Article by Katie Wilkinson
Debtors under regulated credit agreements are able to bring a claim of unfair relationship pursuant to sections 140A to 140C of the Consumer Credit Act 1974 (CCA). Section 140B(9) provides for a reverse burden of proof in such claims.
Section 140B(9) of the CCA provides that where “the debtor or a surety alleges that the relationship between the debtor and creditor is unfair to the debtor, then it is for the creditor to prove to the contrary”. Its effect is to reverse the usual rule that “he who asserts must prove”.
The concept of reversing the burden of proof is not new to the CCA; the unfair relationship provisions replaced claims for “extortionate credit bargain”. The test in those claims under section 171(7) provided that if “the debtor or any surety alleges that the credit bargain is extortionate it is for the creditor to prove the contrary”.
The question that arises from the language of section 140B(9) is whether both the creditor and debtor bear both a legal and factual burden, or whether a debtor must first establish their factual case before the creditor is tasked with a legal burden of establishing there is no consequent unfairness?
Arguably, if a creditor has to discharge both the factual and legal burden, it increases the volume and complexity of disclosure and evidence in the litigation process and may encourage spurious claims brought with the intention of making the litigation process costly and onerous on the creditor.
Upon the introduction of the unfair Relationship provisions, it was broadly assumed by most practitioners that the burden of disproving unfairness only switched to the creditor once the debtor had established their factual case. However, in Bevin v Datum Finance Ltd  EWHC 3542 (Ch) it was stated:
“… it is not, in my judgment, incumbent on Mr. Bevin to show a prima facie case as to unfairness or any case as to unfairness. As the section says, all he has to do is to make an allegation of unfairness. If he makes that allegation, the legal burden is on the creditor to prove that the arrangement was not unfair. The creditor in this case, Datum, has not adduced any evidence on unfairness whatsoever.
 I do not, therefore, accept that Mr. Bevin has a burden at this stage, in effect, to reverse that burden by putting a showing on first…”

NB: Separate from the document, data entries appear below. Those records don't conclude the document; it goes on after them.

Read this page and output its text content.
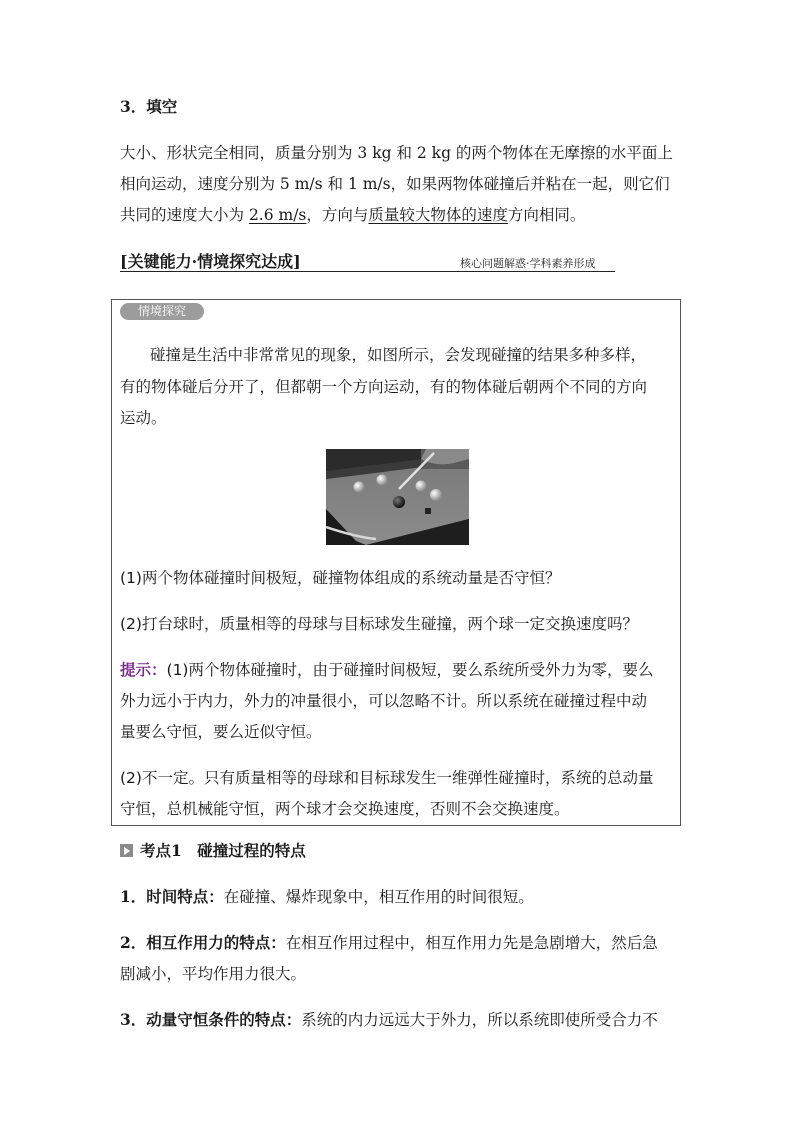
3．填空
大小、形状完全相同，质量分别为 3 kg 和 2 kg 的两个物体在无摩擦的水平面上
相向运动，速度分别为 5 m/s 和 1 m/s，如果两物体碰撞后并粘在一起，则它们
共同的速度大小为 2.6 m/s，方向与质量较大物体的速度方向相同。
[关键能力·情境探究达成]	核心问题解惑·学科素养形成
情境探究
碰撞是生活中非常常见的现象，如图所示，会发现碰撞的结果多种多样，
有的物体碰后分开了，但都朝一个方向运动，有的物体碰后朝两个不同的方向
运动。
(1)两个物体碰撞时间极短，碰撞物体组成的系统动量是否守恒？
(2)打台球时，质量相等的母球与目标球发生碰撞，两个球一定交换速度吗？
提示：(1)两个物体碰撞时，由于碰撞时间极短，要么系统所受外力为零，要么
外力远小于内力，外力的冲量很小，可以忽略不计。所以系统在碰撞过程中动
量要么守恒，要么近似守恒。
(2)不一定。只有质量相等的母球和目标球发生一维弹性碰撞时，系统的总动量
守恒，总机械能守恒，两个球才会交换速度，否则不会交换速度。
考点1　碰撞过程的特点
1．时间特点：在碰撞、爆炸现象中，相互作用的时间很短。
2．相互作用力的特点：在相互作用过程中，相互作用力先是急剧增大，然后急
剧减小，平均作用力很大。
3．动量守恒条件的特点：系统的内力远远大于外力，所以系统即使所受合力不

In the years that followed, the general view of the Courts was that a debtor need only make a bare assertion of unfair relationship, leaving the burden in law and fact resting at the feet of the creditor. More recently, however, in Promontoria (Henrico) Ltd v Samra  EWHC 2327 (Ch), I was said:
“… the onus is on the [creditor] to show, to the normal civil standard, that the relationship is not unfair because of any of the reasons set out in s 140A(1)(a)-(c). Whether it is so unfair is a matter for the court’s overall judgment having regard to all the relevant circumstances and matters, including matters relating (ie personal) to the creditor and debtor. This onus on the [creditor] does not however mean, in my judgment… that where [the debtor] makes allegations of fact on which he relies he does not have the burden of proving them to the normal civil standard. The onus placed on the creditor is as to the relationship between it and the debtor, and does not have the effect that factual allegations made by [the debtor] must be accepted unless they can be positively disproved by contrary evidence.”
Arguably, the decision in Samra conflicts with Bevin and the County Court will have to decide the approach to take when dealing with unfair relationship claims.